The Courage to Reform Publication date : May 1, 2002

“We decided to bring together a number of independently minded thinkers representing different political ideas and backgrounds, but without any electoral goals, and endowed with recognised skill, civic spirit and common-sense. The result is an abundance of ideas and suggestions that ask only to be translated into action in the form of the daring and brave policies that the [French] nation requires. We need to reconstruct political thought. Antiquated ways of seeing, archaic thought patterns, and bygone paradigms anaesthetise France and paralyse the nation’s ability to act. Political action must now provide a global reply to the question: What must be done? What must be done in order to adapt to globalisation? What must be done to free businesses of the leaden boots that so often keep them stuck to the ground? What must be done to adjust taxation, and set free the energy and initiative that will energise employment? What should be done to make the division into administrative districts and the organisation of the national territory better adapted to reality? What should be done to make existing institutions more representative and more efficient, in order to improve the functioning of the administrative system while decreasing costs? What must be done to modernise the healthcare service, provide equal opportunities in education and strengthen the competitiveness of [French] higher education? What must be done to defuse the bomb of retirement pensions? What must be done to resolve the problems of integration in housing estates and in the suburbs? What must be done to enable France to play a key role in Europe, and to renew the very idea of citizenship? In order to reform, courage and skill are needed. Courage depends above all on independent thought freed from all customs and conventional patterns, ” writes Claude Bébéar.

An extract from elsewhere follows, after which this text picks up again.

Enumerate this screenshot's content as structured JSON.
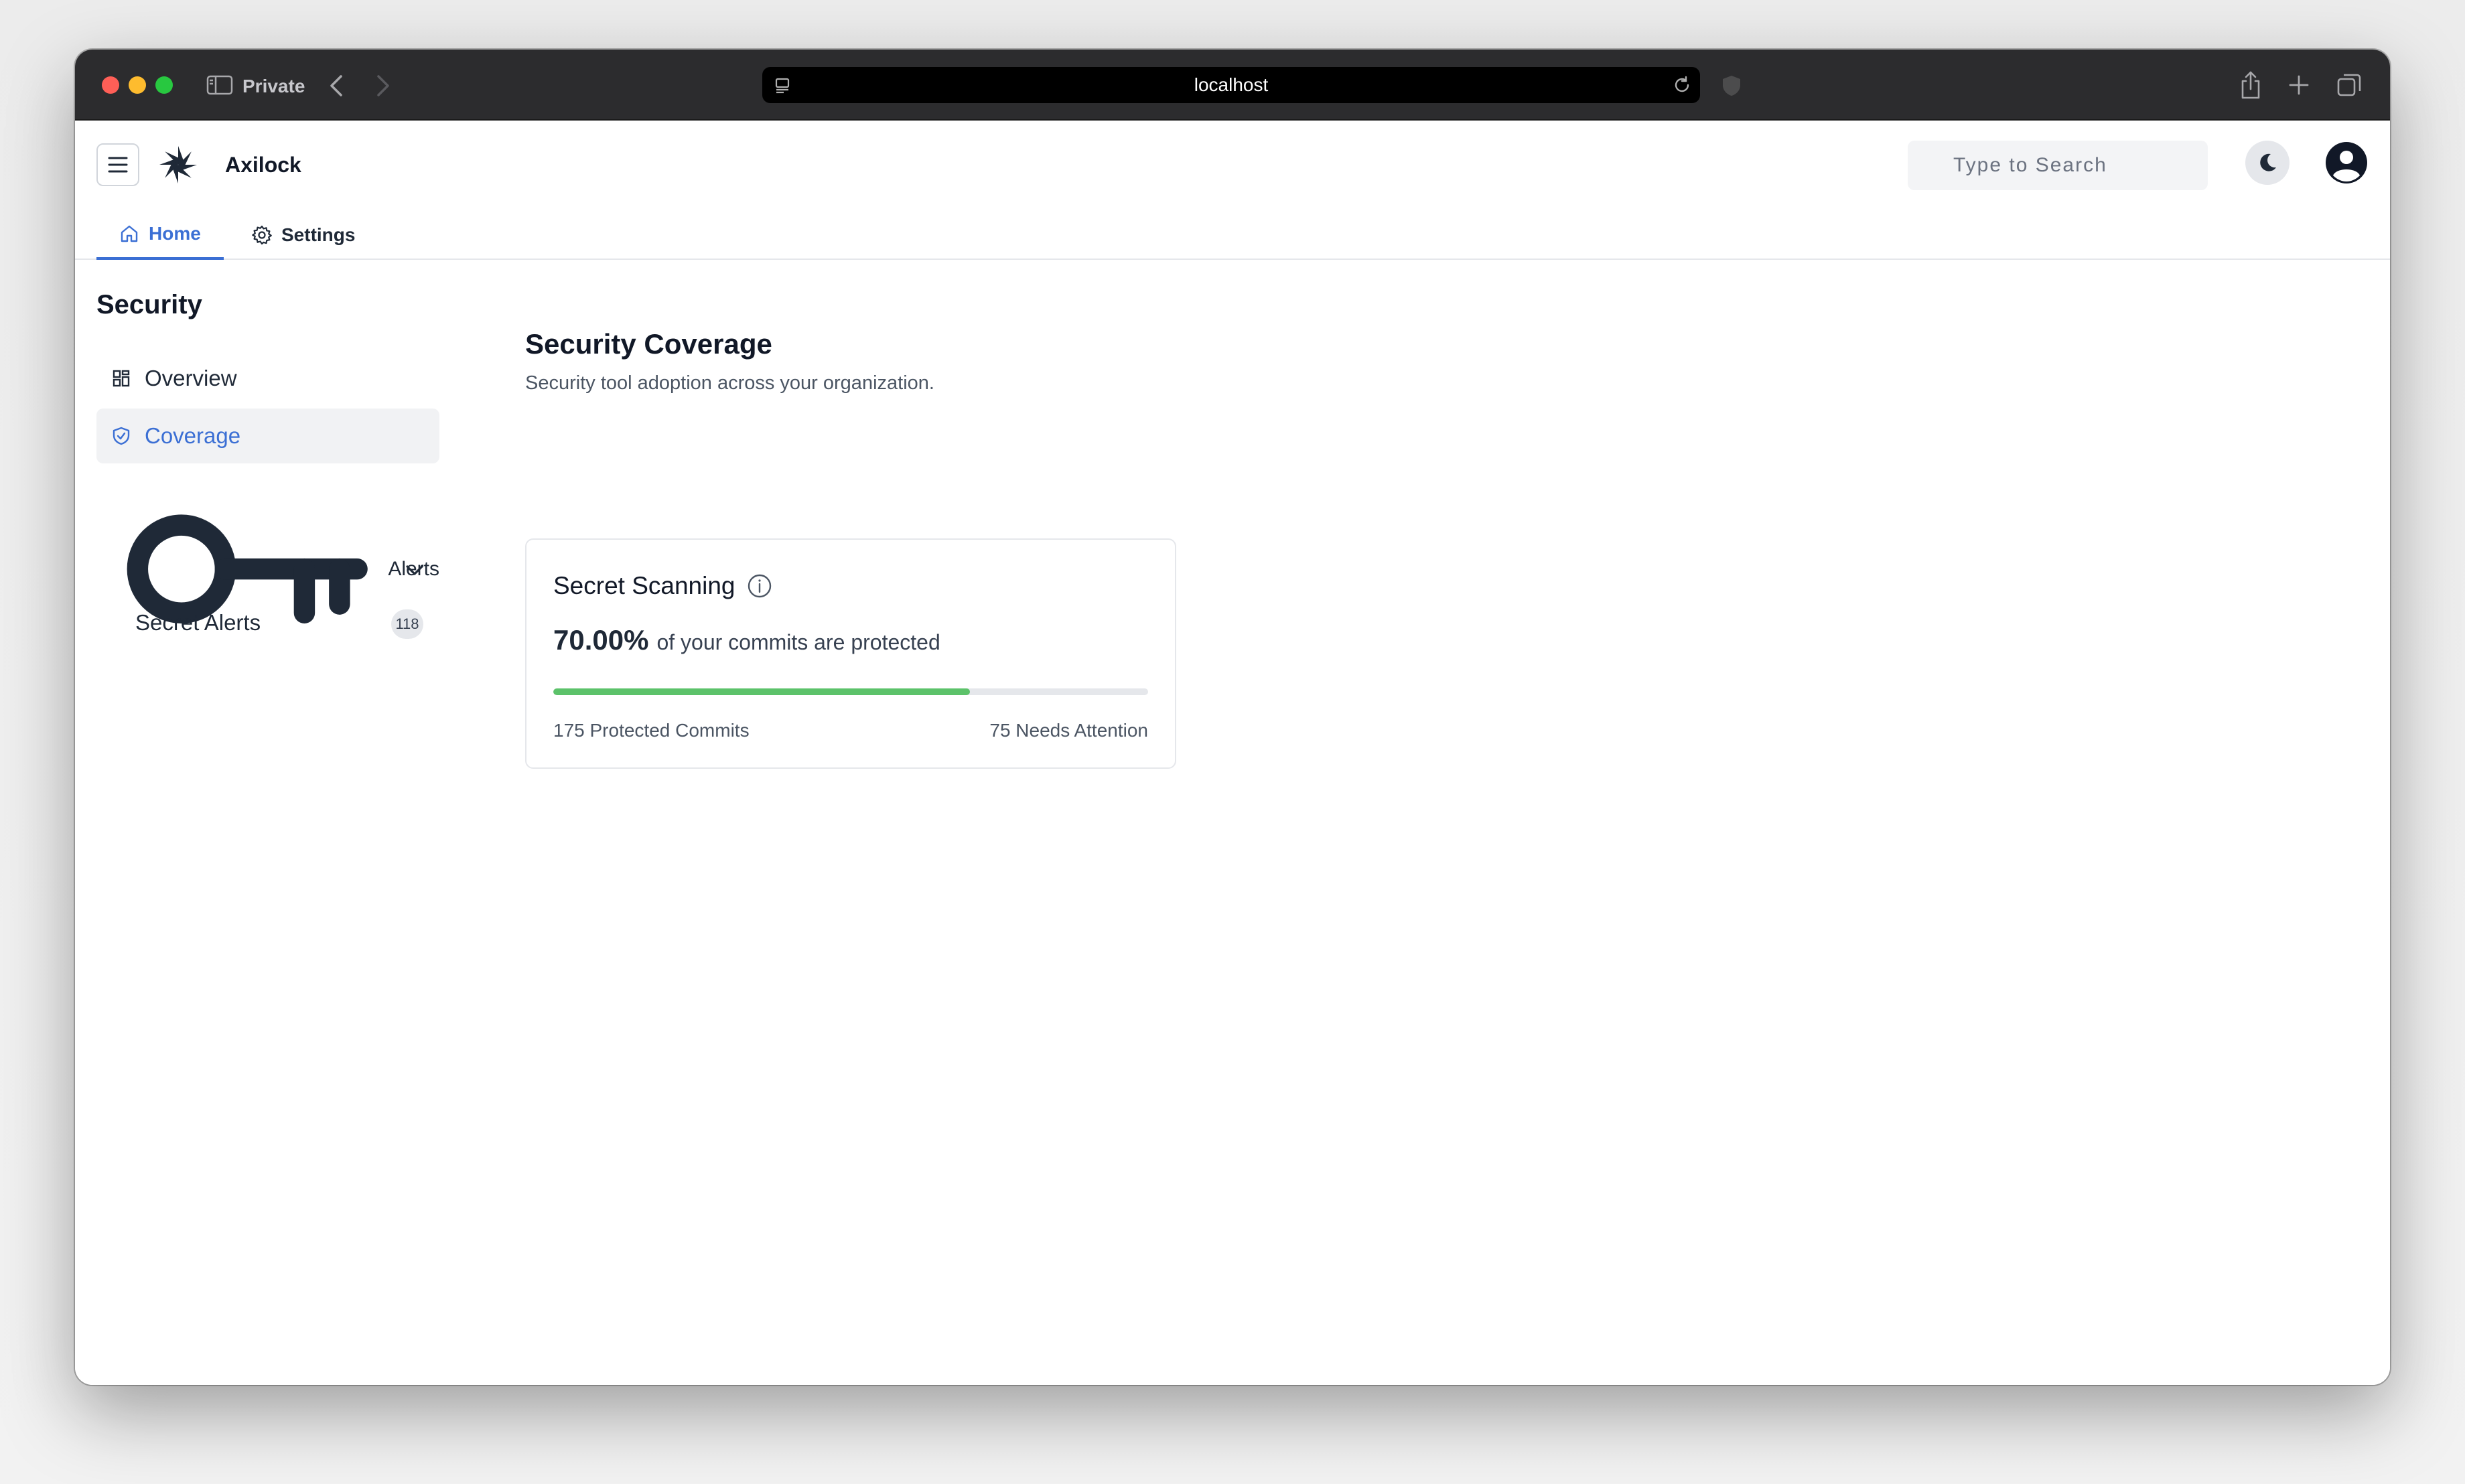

The following authors have been brought together here under the editorship of Claude Bébéar: André Babeau, Nacima Baron, Jacques Bichot, Malek Boutih, Guy Carcassonne, Marie-Anne Frison Roche, Michel Godet, Henri Lachmann, Armand Laferrère, Daniel Laurent, Jacques Lesourne, André Lévy-Lang, Claude Le Pen, Thierry de Montbrial, Michel Pébereau, Etienne Perrot, Jean Rannou, Alain-Gérard Slama, Ezra Suleiman and Claude Vimont.